On Mount Tabor, the mountain of the Transfiguration in the Land of the Holy One, there is an arresting icon of Francis’ loyalty and faithfulness to God in Christ in a garden adjacent to the beautiful Church at that holy site. In a life-sized statue, the crucified Christ reaches down from the Cross with his right arm to gather Francis, who is standing at the foot of that Cross, to himself at this supreme moment of God’s suffering love for humankind. Because Francis was known in his lifetime as “Il Poverello,” the “little poor one,” I can easily hear him saying to his crucified and risen Lord—with all of the unconditional and equal dignity of every human person—“I am a servant who is owed nothing.
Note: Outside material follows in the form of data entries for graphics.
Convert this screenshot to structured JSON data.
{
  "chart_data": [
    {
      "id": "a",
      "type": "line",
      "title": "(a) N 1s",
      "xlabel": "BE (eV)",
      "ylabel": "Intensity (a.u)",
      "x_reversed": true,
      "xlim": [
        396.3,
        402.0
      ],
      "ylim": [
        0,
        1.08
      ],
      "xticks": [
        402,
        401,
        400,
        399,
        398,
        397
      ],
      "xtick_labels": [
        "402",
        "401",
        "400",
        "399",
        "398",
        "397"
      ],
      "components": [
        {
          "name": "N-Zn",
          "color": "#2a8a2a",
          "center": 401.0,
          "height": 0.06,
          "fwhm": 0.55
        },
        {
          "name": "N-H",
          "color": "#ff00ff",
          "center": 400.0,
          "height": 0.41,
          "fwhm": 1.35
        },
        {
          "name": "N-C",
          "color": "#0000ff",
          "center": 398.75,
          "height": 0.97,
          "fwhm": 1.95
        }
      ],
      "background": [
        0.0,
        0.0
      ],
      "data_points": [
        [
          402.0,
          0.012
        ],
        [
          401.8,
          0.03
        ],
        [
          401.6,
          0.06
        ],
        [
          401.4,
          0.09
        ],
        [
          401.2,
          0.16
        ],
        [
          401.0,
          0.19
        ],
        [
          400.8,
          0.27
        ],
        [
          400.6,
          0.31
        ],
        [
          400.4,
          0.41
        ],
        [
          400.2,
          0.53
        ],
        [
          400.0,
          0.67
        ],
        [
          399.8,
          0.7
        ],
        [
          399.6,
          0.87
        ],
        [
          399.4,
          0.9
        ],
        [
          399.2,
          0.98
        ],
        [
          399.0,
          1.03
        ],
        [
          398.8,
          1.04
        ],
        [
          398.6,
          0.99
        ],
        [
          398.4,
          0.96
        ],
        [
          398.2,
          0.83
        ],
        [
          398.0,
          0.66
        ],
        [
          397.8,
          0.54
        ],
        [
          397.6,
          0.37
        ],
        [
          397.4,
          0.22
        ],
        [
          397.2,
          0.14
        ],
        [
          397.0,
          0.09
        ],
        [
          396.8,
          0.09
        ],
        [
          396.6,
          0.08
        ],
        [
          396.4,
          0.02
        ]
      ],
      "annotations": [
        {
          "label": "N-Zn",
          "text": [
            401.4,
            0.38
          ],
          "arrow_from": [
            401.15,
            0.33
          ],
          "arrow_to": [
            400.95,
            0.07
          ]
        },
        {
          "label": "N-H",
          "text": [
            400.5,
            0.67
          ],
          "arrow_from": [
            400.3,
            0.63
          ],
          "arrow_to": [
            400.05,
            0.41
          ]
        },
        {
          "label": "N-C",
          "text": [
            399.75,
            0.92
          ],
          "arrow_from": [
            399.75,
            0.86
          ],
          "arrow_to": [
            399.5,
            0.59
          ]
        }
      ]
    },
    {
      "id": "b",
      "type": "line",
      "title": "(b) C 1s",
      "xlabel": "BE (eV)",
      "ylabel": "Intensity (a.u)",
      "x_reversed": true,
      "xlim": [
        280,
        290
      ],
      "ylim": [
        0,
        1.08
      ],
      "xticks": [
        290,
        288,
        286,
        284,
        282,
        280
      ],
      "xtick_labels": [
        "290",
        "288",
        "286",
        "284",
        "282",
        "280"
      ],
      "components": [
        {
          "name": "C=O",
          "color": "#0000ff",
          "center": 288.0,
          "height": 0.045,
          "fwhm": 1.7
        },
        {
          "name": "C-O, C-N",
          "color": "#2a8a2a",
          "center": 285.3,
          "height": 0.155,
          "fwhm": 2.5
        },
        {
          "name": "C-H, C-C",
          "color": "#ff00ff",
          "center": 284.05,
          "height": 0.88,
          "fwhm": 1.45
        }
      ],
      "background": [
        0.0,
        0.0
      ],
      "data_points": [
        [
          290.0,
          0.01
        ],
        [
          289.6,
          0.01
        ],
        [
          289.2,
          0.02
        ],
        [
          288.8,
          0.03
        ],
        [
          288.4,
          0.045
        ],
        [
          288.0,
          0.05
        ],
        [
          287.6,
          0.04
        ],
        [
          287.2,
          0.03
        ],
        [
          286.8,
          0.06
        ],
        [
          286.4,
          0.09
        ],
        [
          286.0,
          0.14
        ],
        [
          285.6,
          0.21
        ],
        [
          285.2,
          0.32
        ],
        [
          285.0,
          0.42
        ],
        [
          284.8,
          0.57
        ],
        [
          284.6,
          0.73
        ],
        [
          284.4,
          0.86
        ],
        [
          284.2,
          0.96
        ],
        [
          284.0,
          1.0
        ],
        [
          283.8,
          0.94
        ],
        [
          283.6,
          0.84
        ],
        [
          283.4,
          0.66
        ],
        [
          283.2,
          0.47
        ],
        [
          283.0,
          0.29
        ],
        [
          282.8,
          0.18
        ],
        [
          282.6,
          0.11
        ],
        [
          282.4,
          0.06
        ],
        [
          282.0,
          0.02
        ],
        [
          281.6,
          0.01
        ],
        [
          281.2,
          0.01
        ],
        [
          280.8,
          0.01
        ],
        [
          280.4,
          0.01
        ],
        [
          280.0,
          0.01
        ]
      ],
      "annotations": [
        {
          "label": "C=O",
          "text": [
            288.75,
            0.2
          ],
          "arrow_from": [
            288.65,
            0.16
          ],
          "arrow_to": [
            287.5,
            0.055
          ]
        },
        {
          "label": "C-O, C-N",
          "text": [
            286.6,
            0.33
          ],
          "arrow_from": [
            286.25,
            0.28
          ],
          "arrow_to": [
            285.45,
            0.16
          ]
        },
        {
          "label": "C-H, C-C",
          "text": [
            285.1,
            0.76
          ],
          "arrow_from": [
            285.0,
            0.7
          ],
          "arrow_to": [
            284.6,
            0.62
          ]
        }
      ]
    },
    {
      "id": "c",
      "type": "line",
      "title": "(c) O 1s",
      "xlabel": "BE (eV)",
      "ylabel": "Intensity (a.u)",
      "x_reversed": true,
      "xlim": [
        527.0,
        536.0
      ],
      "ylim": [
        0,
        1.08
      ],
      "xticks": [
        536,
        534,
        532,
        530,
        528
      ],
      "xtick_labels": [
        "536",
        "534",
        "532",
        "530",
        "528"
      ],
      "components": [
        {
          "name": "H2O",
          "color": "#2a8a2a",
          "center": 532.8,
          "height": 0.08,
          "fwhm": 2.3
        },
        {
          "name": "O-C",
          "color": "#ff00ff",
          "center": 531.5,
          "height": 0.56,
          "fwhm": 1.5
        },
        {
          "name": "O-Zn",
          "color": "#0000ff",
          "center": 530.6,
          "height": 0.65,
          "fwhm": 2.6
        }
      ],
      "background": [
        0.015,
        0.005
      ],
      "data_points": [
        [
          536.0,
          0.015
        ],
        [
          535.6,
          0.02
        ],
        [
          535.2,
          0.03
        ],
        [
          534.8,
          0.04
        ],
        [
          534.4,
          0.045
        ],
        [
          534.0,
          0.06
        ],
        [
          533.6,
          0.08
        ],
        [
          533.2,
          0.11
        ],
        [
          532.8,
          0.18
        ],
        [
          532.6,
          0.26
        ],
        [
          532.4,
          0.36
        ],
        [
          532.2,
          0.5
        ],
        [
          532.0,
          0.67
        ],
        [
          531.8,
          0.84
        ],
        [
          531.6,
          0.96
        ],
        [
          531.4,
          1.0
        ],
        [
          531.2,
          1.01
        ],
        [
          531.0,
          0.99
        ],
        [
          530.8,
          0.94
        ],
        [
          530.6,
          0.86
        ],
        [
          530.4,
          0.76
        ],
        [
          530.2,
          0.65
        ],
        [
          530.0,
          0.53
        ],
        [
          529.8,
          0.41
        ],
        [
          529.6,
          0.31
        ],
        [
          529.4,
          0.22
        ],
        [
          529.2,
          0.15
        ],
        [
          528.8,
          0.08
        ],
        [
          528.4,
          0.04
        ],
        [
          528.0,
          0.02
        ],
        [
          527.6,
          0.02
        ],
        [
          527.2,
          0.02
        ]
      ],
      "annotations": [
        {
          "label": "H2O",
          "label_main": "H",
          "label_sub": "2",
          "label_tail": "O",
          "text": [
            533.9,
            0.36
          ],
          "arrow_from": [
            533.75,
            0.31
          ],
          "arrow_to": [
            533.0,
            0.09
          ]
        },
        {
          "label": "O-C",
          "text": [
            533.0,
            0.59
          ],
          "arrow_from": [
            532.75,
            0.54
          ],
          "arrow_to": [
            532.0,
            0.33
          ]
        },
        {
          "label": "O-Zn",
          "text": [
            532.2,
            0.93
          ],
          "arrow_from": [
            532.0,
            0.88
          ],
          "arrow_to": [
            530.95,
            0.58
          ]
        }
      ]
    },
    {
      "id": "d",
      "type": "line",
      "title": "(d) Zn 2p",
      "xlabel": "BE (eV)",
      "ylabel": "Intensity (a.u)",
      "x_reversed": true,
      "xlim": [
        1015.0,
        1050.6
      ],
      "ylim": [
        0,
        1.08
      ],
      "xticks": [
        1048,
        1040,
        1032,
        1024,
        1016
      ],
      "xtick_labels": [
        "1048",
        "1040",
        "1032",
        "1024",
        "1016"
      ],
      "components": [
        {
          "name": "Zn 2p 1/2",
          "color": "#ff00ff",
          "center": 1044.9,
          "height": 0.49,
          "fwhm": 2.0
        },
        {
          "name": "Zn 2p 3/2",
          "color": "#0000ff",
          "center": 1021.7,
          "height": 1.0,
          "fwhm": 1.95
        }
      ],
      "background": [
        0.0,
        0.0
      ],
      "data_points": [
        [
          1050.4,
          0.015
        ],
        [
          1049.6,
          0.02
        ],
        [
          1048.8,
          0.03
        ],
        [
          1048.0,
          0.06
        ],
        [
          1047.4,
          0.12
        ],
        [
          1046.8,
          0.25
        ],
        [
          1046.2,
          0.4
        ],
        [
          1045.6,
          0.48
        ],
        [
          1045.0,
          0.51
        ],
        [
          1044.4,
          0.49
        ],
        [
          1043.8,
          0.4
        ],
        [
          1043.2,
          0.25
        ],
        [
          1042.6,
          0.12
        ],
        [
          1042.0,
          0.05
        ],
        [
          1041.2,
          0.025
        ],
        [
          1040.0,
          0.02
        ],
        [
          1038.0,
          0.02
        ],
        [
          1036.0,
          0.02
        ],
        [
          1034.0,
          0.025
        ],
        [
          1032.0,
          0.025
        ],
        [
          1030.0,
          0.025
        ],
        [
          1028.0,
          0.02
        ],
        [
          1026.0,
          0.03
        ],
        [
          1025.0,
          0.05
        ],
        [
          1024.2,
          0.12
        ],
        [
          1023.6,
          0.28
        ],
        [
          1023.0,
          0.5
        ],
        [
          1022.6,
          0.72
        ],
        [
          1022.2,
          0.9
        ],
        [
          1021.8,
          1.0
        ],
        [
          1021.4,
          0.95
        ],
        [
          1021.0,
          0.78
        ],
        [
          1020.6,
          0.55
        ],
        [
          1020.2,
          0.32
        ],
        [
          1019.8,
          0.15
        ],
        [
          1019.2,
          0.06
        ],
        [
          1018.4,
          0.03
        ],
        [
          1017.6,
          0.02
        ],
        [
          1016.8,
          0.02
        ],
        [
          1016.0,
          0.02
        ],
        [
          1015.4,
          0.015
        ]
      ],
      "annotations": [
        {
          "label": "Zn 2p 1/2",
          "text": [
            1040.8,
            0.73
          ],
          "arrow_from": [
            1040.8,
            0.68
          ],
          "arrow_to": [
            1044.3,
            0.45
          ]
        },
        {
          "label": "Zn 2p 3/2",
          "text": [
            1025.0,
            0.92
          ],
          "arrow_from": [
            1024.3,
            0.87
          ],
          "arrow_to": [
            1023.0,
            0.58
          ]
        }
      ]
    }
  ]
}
I have done only what I ought to have done.” So, as the whole Church of Jesus Christ celebrates the feast of Saint Francis of Assisi this week, let us pray today for the loyalty, faithfulness, and humility that lead to such a transfigured life in Christ. For, as Saint Francis wrote in his Rule, “Start by doing what is necessary; then, what is possible; and, suddenly, you will be doing the impossible.”